If most programmers saw the longer, safer version of this in a program, they’d probably wonder why someone was writing such verbose, cryptic code to get something so simple and straightforward done.

Summary and Remedy

To sum it up, shelling out is great, but making code that shells out bug-free, secure, and not prone to silent failures requires three things that typically aren’t done:

  1. Shell-escaping all values used to construct commands
  2. Prefixing each multi-command pipeline with “set -o pipefail;
  3. Explicitly checking for failure after each shelled out command.

The trouble is that after doing all of these things, shelling out is no longer terribly convenient, and the code becomes annoyingly verbose. In short, shelling out responsibly kind of sucks.

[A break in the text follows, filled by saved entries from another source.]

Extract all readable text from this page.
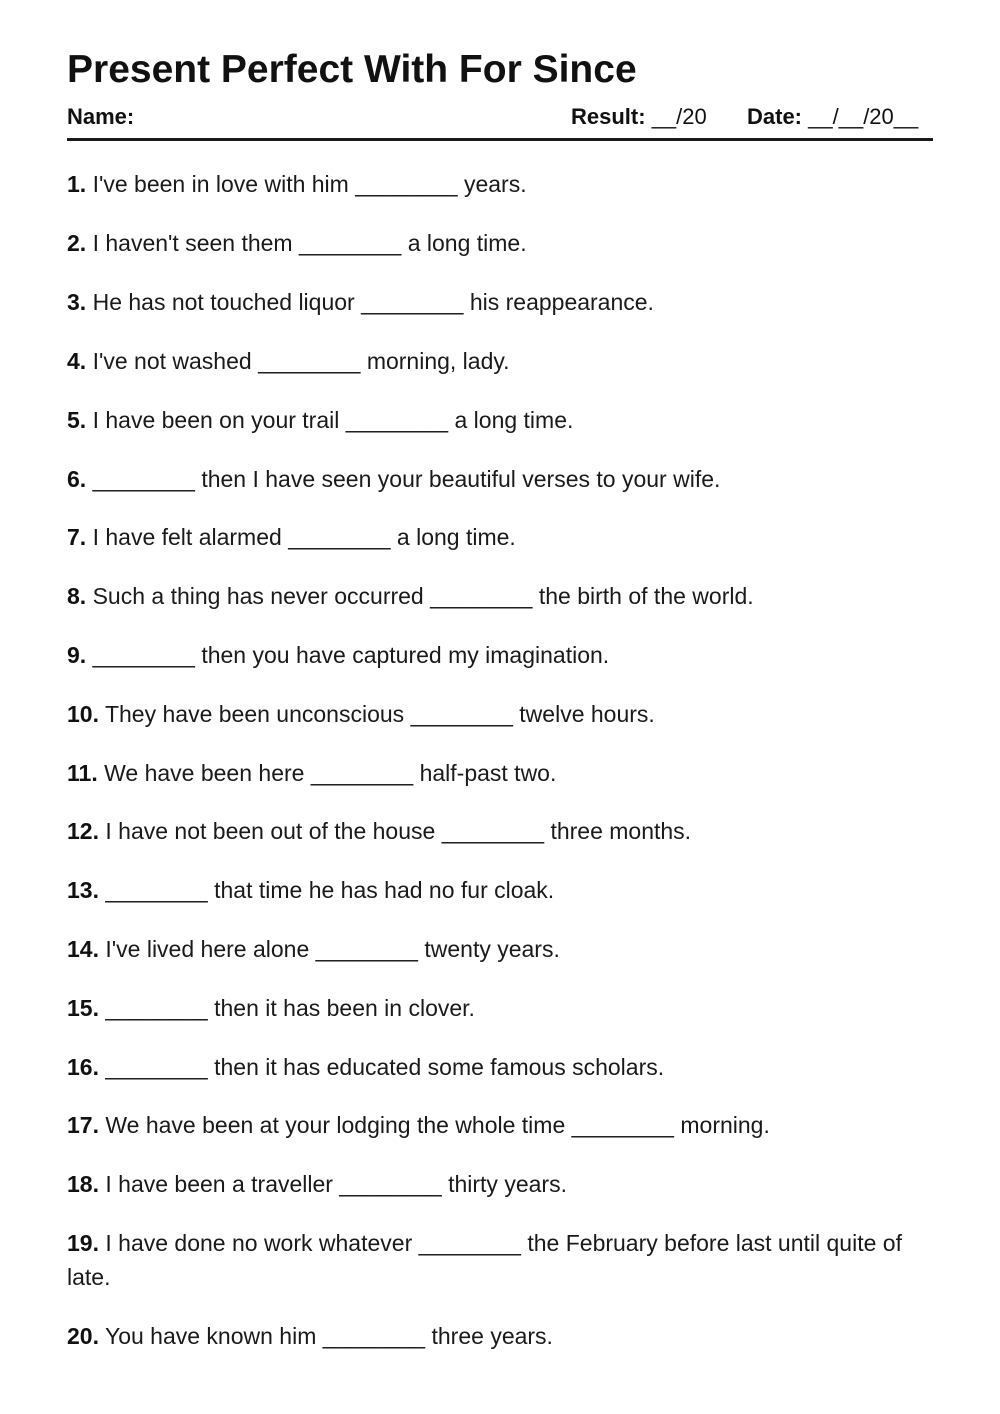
Present Perfect With For Since
Name:	Result: __/20 Date: __/__/20__
1. I've been in love with him ________ years.
2. I haven't seen them ________ a long time.
3. He has not touched liquor ________ his reappearance.
4. I've not washed ________ morning, lady.
5. I have been on your trail ________ a long time.
6. ________ then I have seen your beautiful verses to your wife.
7. I have felt alarmed ________ a long time.
8. Such a thing has never occurred ________ the birth of the world.
9. ________ then you have captured my imagination.
10. They have been unconscious ________ twelve hours.
11. We have been here ________ half-past two.
12. I have not been out of the house ________ three months.
13. ________ that time he has had no fur cloak.
14. I've lived here alone ________ twenty years.
15. ________ then it has been in clover.
16. ________ then it has educated some famous scholars.
17. We have been at your lodging the whole time ________ morning.
18. I have been a traveller ________ thirty years.
19. I have done no work whatever ________ the February before last until quite of late.
20. You have known him ________ three years.
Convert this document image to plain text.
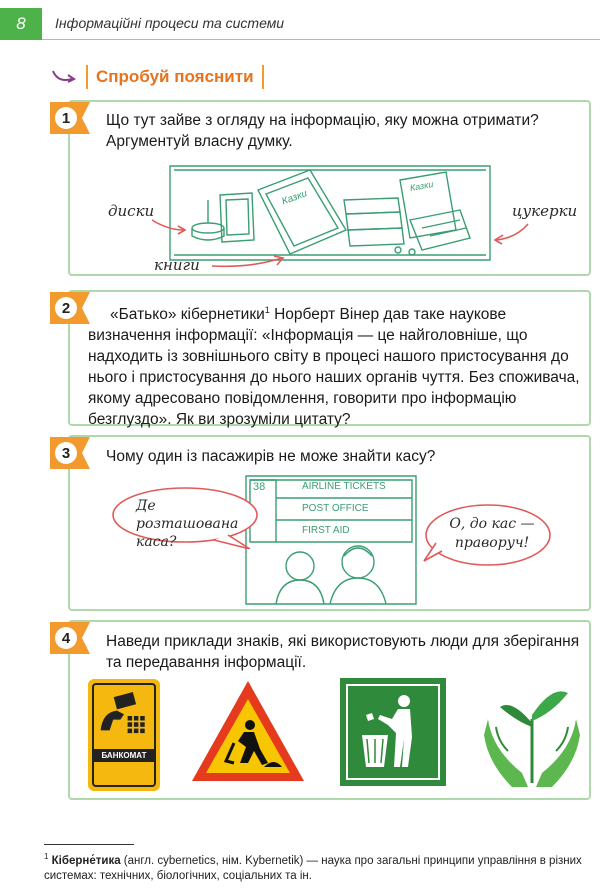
8	Інформаційні процеси та системи
Спробуй пояснити
Що тут зайве з огляду на інформацію, яку можна отримати? Аргументуй власну думку.
Казки
Казки
диски
книги
цукерки
1

«Батько» кібернетики$^1$ Норберт Вінер дав таке наукове визначення інформації: «Інформація — це найголовніше, що надходить із зовнішнього світу в процесі нашого пристосування до нього і пристосування до нього наших органів чуття. Без споживача, якому адресовано повідомлення, говорити про інформацію безглуздо». Як ви зрозуміли цитату?

2
Чому один із пасажирів не може знайти касу?
38	AIRLINE TICKETS
POST OFFICE
FIRST AID
Де розташована каса?
О, до кас — праворуч!
3
Наведи приклади знаків, які використовують люди для зберігання та передавання інформації.
БАНКОМАТ
4
$^1$ Кіберне́тика (англ. cybernetics, нім. Kybernetik) — наука про загальні принципи управління в різних системах: технічних, біологічних, соціальних та ін.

As is so often the case, the root of all of these problems is relying on a middleman rather than doing things yourself. If a program constructs and executes pipelines itself, it remains in control of all the subprocesses, can determine their individual exit conditions, automatically handle errors appropriately, and give accurate, comprehensive diagnostic messages when things go wrong. Moreover, without a shell to interpret commands, there is also no shell to treat metacharacters specially, and therefore no danger of metacharacter brittleness. Python gets this right: using os.popen to shell out is officially deprecated, and the recommended way to call external programs is to use the subprocess module, which spawns external programs without using a shell. Constructing pipelines using subprocess can be a little verbose, but it is safe and avoids all the problems that shelling out is prone to. In my followup post, I will describe how Julia makes constructing and executing pipelines of external commands as safe as Python’s subprocess and as convenient as shelling out.